WAVES, N.C. — The Latest on Tropical Storm Maria (all times local):
The National Hurricane Center says Maria has regained strength and become a hurricane once again as it lingers off the coast of North Carolina.
Reports from an Air Force Reserve reconnaissance aircraft indicate that Maria’s top sustained winds are near 75 mph (120 kmh), with higher gusts.
The center of Hurricane Maria is about 165 miles (265 kilometers) off Cape Hatteras, and hurricane-force winds remain offshore, extending outward up to 105 miles (165 kilometers).
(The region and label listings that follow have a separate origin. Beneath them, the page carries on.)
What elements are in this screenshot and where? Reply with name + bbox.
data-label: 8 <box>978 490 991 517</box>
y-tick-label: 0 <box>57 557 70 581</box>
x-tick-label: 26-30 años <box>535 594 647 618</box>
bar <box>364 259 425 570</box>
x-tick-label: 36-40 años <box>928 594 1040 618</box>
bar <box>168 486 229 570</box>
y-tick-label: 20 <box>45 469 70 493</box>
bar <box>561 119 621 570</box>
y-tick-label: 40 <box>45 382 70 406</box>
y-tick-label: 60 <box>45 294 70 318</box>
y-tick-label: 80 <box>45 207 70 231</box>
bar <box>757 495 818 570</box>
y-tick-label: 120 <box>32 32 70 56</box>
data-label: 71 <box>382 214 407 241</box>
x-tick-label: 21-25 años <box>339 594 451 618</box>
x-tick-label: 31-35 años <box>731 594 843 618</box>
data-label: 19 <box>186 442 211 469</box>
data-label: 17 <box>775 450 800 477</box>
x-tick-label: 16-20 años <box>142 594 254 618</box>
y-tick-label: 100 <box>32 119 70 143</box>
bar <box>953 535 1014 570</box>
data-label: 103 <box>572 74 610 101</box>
But tropical storm-force winds extend for as much as 230 miles (370 kilometers) from the center, covering the water on both sides of the narrow barrier islands of Hatteras and Ocracoke.
Maria’s forward speed is just 6 mph (9 kph), so the storm is taking its time to swing north and away from the U.S. Atlantic coast.
Standing near the closed fishing pier in the unincorporated community of Avon, Tony Meekins said anything is possible when it comes to Maria’s effect on North Carolina’s Outer Banks.
The 55-year-old lifelong Avon resident said the dune line along much of this part of Hatteras Island is gone, pounded down by previous storms.
The Atlantic has been washing under waterfront homes and onto side streets since Tuesday at high tide in parts of Avon.
“Mother Nature keeps chopping at it,” said Meekins, an engineer on the temporarily halted Hatteras-Ocracoke ferry. “We see storm after storm.”
He hopes dune restoration projects that are underway in Buxton to the south will eventually make their way to Avon.
Whatever happens he said, “we’ll rebuild and carry on. It’s just the way it goes. We’re kind of used to it.”
Winds and storm surge from Tropical Storm Maria are lashing North Carolina’s Outer Banks as the storm moves by well off-shore.
Dare County Emergency Management Director Drew Pearson said in an email that the high tide early Wednesday flooded some roads in the area and travel is hazardous. Pearson said the worst problems were on Hatteras Island. More than 10,000 visitors left Hatteras Island under an evacuation order earlier this week.
Pearson said no injuries have been reported.
The ocean has washed over parts of N.C. 12, the main road running along the Outer Banks.
At 8 a.m., Maria was about 155 miles (250 kilometers)east of Cape Hatteras, moving north at just 5 mph (8 kph.) Highest winds were 70 mph (112 kph). Wind gusts of 55 mph (88 mph) have been reported at Oregon Inlet, south of Nags Head.
Tropical Storm Maria is bringing winds of 55 mph (88 kph) to North Carolina’s Outer Banks, along with storm surge washing over the main highway along the barrier islands.
The National Weather Service reported Wednesday those wind gusts were highest in Oregon Inlet south of Nags Head.
“The ocean is angry,” Helena Stevens with the Ocracoke Civic and Business Association told the Virginian-Pilot of Norfolk.
The water was washing across sections of N.C. 12, the main road running the length of the barrier islands.
The North Carolina Ferry Division said all ferries in the Pamlico Sound were suspended Wednesday because of the storm conditions. Officials estimate more than 10,000 visitors evacuated Ocracoke and Hatteras islands.
Schools were closed in Dare County on the Outer Banks for a second day.
Some of the most fragile islands in the continental United States are preparing for the latest strike from this year’s devastating hurricane season.
The North Carolina Outer Banks were only getting a glancing blow as weakening Tropical Storm Maria was forecast to move about 150 miles (240 kilometers) offshore Wednesday. But officials warned that severe beach erosion was likely there and along many other mid-Atlantic beaches.
Officials say Maria is predicted to erode more than half the dunes along North Carolina’s 300-mile (485-kilometer) coast. Beaches in Maryland and Virginia could fare even worse.
This hurricane season has been even harder on Texas, Florida, several small Caribbean islands and Puerto Rico, where officials said electrical power may not be fully restored for more than a month.